Vivre un choc va inciter la personne 
à rentrer dans une forme de vulnérabilité 
qui va lui permettre de se reconnecter à son cœur.

C’est dans ce bouleversement qu’elle va réaliser 
que sa guidance est avec elle. 
Elle va alors se réaligner en ressentant à nouveau 
la connexion avec son âme.
On s’aperçoit que souvent il faut expérimenter 
les zones sombres de la vie pour avoir envie
de retrouver son chemin de lumière 
et pour comprendre l’intérêt d’être aligné.

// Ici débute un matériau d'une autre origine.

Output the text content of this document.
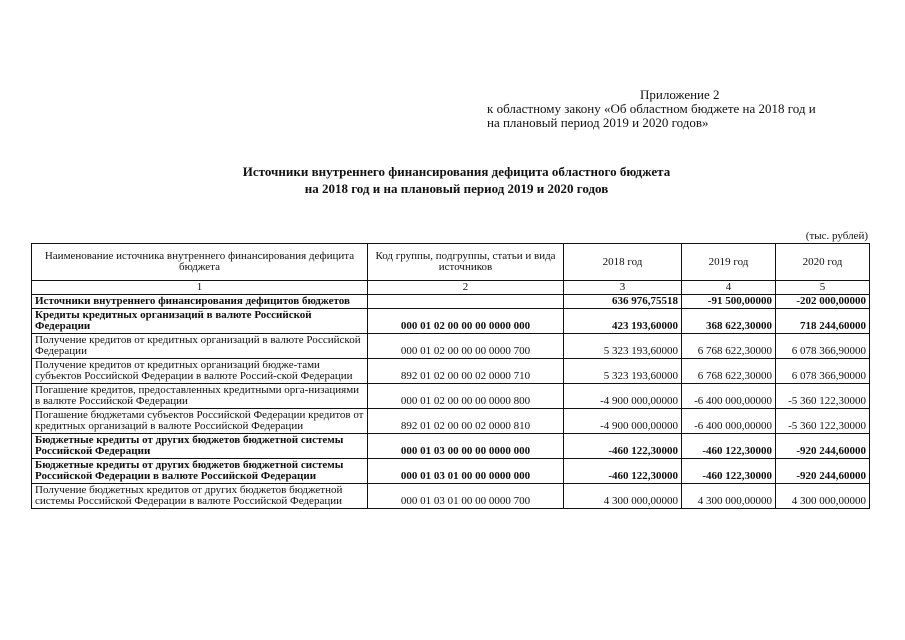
Приложение 2
к областному закону «Об областном бюджете на 2018 год и
на плановый период 2019 и 2020 годов»
Источники внутреннего финансирования дефицита областного бюджета
на 2018 год и на плановый период 2019 и 2020 годов
(тыс. рублей)
Наименование источника внутреннего финансирования дефицита бюджета	Код группы, подгруппы, статьи и вида источников	2018 год	2019 год	2020 год
1	2	3	4	5
Источники внутреннего финансирования дефицитов бюджетов		636 976,75518	-91 500,00000	-202 000,00000
Кредиты кредитных организаций в валюте Российской Федерации	000 01 02 00 00 00 0000 000	423 193,60000	368 622,30000	718 244,60000
Получение кредитов от кредитных организаций в валюте Российской Федерации	000 01 02 00 00 00 0000 700	5 323 193,60000	6 768 622,30000	6 078 366,90000
Получение кредитов от кредитных организаций бюдже-тами субъектов Российской Федерации в валюте Россий-ской Федерации	892 01 02 00 00 02 0000 710	5 323 193,60000	6 768 622,30000	6 078 366,90000
Погашение кредитов, предоставленных кредитными орга-низациями в валюте Российской Федерации	000 01 02 00 00 00 0000 800	-4 900 000,00000	-6 400 000,00000	-5 360 122,30000
Погашение бюджетами субъектов Российской Федерации кредитов от кредитных организаций в валюте Российской Федерации	892 01 02 00 00 02 0000 810	-4 900 000,00000	-6 400 000,00000	-5 360 122,30000
Бюджетные кредиты от других бюджетов бюджетной системы Российской Федерации	000 01 03 00 00 00 0000 000	-460 122,30000	-460 122,30000	-920 244,60000
Бюджетные кредиты от других бюджетов бюджетной системы Российской Федерации в валюте Российской Федерации	000 01 03 01 00 00 0000 000	-460 122,30000	-460 122,30000	-920 244,60000
Получение бюджетных кредитов от других бюджетов бюджетной системы Российской Федерации в валюте Российской Федерации	000 01 03 01 00 00 0000 700	4 300 000,00000	4 300 000,00000	4 300 000,00000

Pour être aligné, reconnectez-vous à ce qui vous fait vibrer 
et ce qui vous procure la joie.
Si vous ressentez de la joie dans ce que vous faites, 
c’est que votre âme a exactement voulu 
que vous fassiez ce que vous avez entrepris.
De plus, apprenez à ne pas faire une affaire personnelle 
du regard des autres et à vous en détacher.

Vous serez souvent amené à sortir de votre zone de confort 
et vous serez souvent soumis à des projections de l’extérieur,
 ne les laissez pas piloter votre vie.
Ils ne projettent que leurs propres limites… 
Ne vous regardez pas sous l’angle d’une personne 
qui est déconnectée de sa propre conscience.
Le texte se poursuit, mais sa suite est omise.